In 2010, the US based advocacy organisation Lambda Legal conducted a nation-wide survey of LGBT individuals and those living with HIV. The survey found that more than 50% of LGB individuals, and more than 70% of transgender individuals, and 63% of those living with HIV, faced discrimination when seeking medical care.

Given that a considerable number of transgender persons – especially trans women (in this context, trans women include Hijras, kothis, aravanis, jogammas and other indigenous non-binary identities) are also HIV positive, the denial of medical care to these individuals is potentially fatal.

By discrimination, Lambda report lists the following: being refused needed care; health care professionals refusing to touch them or using excessive precautions; health care professionals using harsh or abusive language; being blamed for their health status; or health care professionals being physically rough or abusive.

Unfortunately, such a survey has not been undertaken in India, and so we do not know what percentages of trans women, trans men, and other gender nonconforming people are discriminated against. But going by personal experiences, and hearing horror stories from my trans brothers and sisters, the numbers could be significantly higher in India.

Before a trans person begins hormonal transition, they will have to undergo a psychiatric evaluation. And here, we come across the first gatekeeper. Trans men I know have had psychiatrists tell them that they cannot transition without experiencing the joys of motherhood. Trans women have been asked if they feel the lack of a mother-figure and hence the transition. It is not uncommon, after months of counselling and therapy, which often comes at prohibitive costs for trans women who come from dalit and oppressed castes, and poor/working class homes, to be denied the all-important certificate that would enable them to begin hormone replacement therapy.

Either through ignorance, negligence, or wilful manipulation – mental health professionals are determined to discourage and limit the persons choices. Psychiatrists and psychologists rely on medical text that have been outdated for at least 15 years, and believe “transgenderism” is a disorder of mental development.

Passing this gate brings a trans person in contact with endocrinologists and physicians. I know of endocrinologists with extreme prejudice who believe that trans women are a sin on the face of earth, who think that we are playing god in seeking to change our “god-given” bodies, who believe that trans women are no more than “sissy men”, and while they will prescribe the hormones we demand, they personally think that it is a crime. When, after much trouble, a trans person meets that rare endocrinologist who does not judge, she or he will often prescribe dosages that are unsuitable to the person.

This is combined with the fact that most dosages are prescribed for white Americans – and may be largely insufficient for the Indian population.
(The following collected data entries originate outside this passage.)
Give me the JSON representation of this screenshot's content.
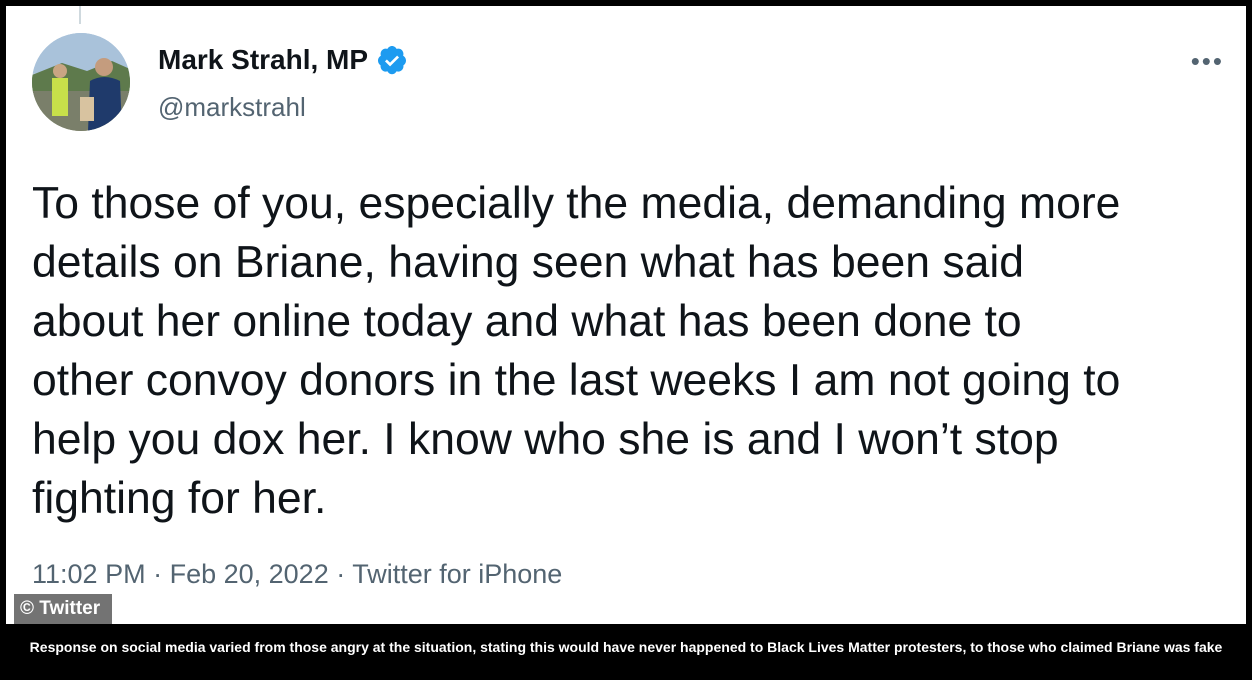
{
  "tweet": {
    "display_name": "Mark Strahl, MP",
    "handle": "@markstrahl",
    "more_label": "•••",
    "text": "To those of you, especially the media, demanding more\ndetails on Briane, having seen what has been said\nabout her online today and what has been done to\nother convoy donors in the last weeks I am not going to\nhelp you dox her. I know who she is and I won’t stop\nfighting for her.",
    "time": "11:02 PM",
    "date": "Feb 20, 2022",
    "source": "Twitter for iPhone",
    "separator": " · "
  },
  "watermark": "© Twitter",
  "caption": "Response on social media varied from those angry at the situation, stating this would have never happened to Black Lives Matter protesters, to those who claimed Briane was fake",
  "colors": {
    "verified_badge": "#1d9bf0",
    "primary_text": "#0f1419",
    "secondary_text": "#536471"
  },
  "icons": {
    "verified": "verified-badge-icon",
    "more": "more-options-icon"
  }
}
A trans woman, after a sympathetic psychiatrist who can give a non-judgemental, unbiased evalution, and a knowledgeable endocrinologist who prescribes suitable, effective hormones, then encounters the huge pharma industry.
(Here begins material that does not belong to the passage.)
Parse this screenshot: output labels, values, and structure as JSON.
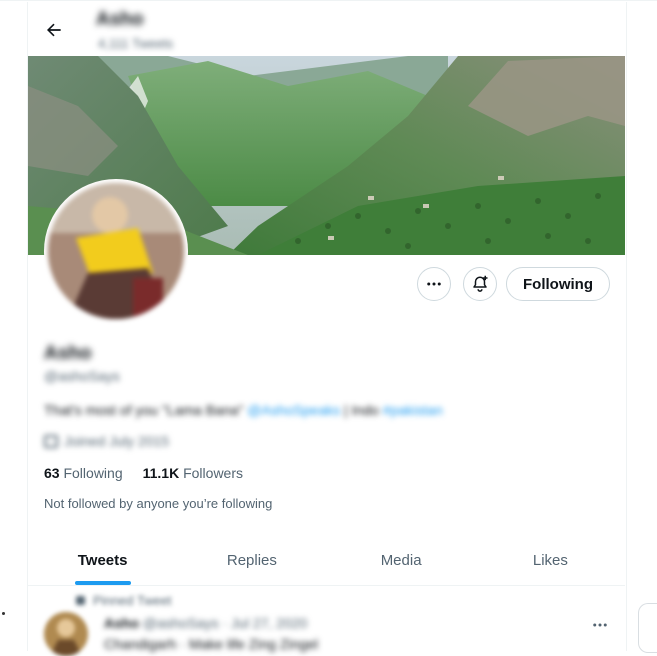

Hormones are prohibitively expensive.

And often kept so because the pharma industry knows that trans people will pay a ransom just to feel a tiny bit of personal happiness. The only reason that the testosterone blockers I buy are comparatively cheap is because it was designed and produced as a pill for middle-aged men with hypertension.
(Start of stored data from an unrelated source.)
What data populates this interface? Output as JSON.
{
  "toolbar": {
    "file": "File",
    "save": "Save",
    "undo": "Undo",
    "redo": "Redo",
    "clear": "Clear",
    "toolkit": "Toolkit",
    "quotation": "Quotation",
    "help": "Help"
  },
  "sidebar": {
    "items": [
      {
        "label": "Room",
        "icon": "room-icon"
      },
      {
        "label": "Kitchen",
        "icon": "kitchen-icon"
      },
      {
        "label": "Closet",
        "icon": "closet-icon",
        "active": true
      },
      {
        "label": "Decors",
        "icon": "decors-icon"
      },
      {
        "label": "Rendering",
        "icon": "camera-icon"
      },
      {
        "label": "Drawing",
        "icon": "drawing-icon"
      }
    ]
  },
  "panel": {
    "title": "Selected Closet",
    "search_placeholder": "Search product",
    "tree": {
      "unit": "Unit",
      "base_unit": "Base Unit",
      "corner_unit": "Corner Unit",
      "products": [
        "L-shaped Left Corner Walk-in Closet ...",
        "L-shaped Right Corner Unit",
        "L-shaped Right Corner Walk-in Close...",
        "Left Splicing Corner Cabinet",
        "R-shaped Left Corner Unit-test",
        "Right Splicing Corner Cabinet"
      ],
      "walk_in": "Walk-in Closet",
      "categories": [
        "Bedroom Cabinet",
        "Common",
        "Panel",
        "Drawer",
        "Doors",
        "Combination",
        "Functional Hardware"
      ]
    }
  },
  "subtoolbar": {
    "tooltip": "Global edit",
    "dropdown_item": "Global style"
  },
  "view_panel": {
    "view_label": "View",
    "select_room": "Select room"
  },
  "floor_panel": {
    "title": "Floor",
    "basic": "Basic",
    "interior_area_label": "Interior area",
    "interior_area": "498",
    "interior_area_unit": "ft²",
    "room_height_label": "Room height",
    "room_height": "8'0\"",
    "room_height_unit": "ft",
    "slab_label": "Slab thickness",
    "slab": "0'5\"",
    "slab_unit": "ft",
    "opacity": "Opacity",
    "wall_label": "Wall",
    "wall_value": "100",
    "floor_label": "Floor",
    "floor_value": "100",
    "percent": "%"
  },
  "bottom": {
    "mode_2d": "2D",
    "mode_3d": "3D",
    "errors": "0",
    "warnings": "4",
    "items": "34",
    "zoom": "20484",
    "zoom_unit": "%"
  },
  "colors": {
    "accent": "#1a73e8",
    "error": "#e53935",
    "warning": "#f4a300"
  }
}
Trans women often have to resort to crude backroom surgeries, quacks and cheats, touts, delicensed medical professionals to get at least some of the physical transition they seek. In 2016, despite laws – both state and national – this is still the case because costs and prejudice, social apathy, all combine to seriously limit and hinder the lives of gender minorities.

The disability rights discourses talk of reasonable accommodation required for persons with disabilities to live lives fully, as part of mainstream society. Trans persons too need reasonable accommodation – and that is simply for medical care industry to treat us as human beings. As people with the same hopes and aspirations as the rest of the world. Till then, there will be more Aleshas dying everyday.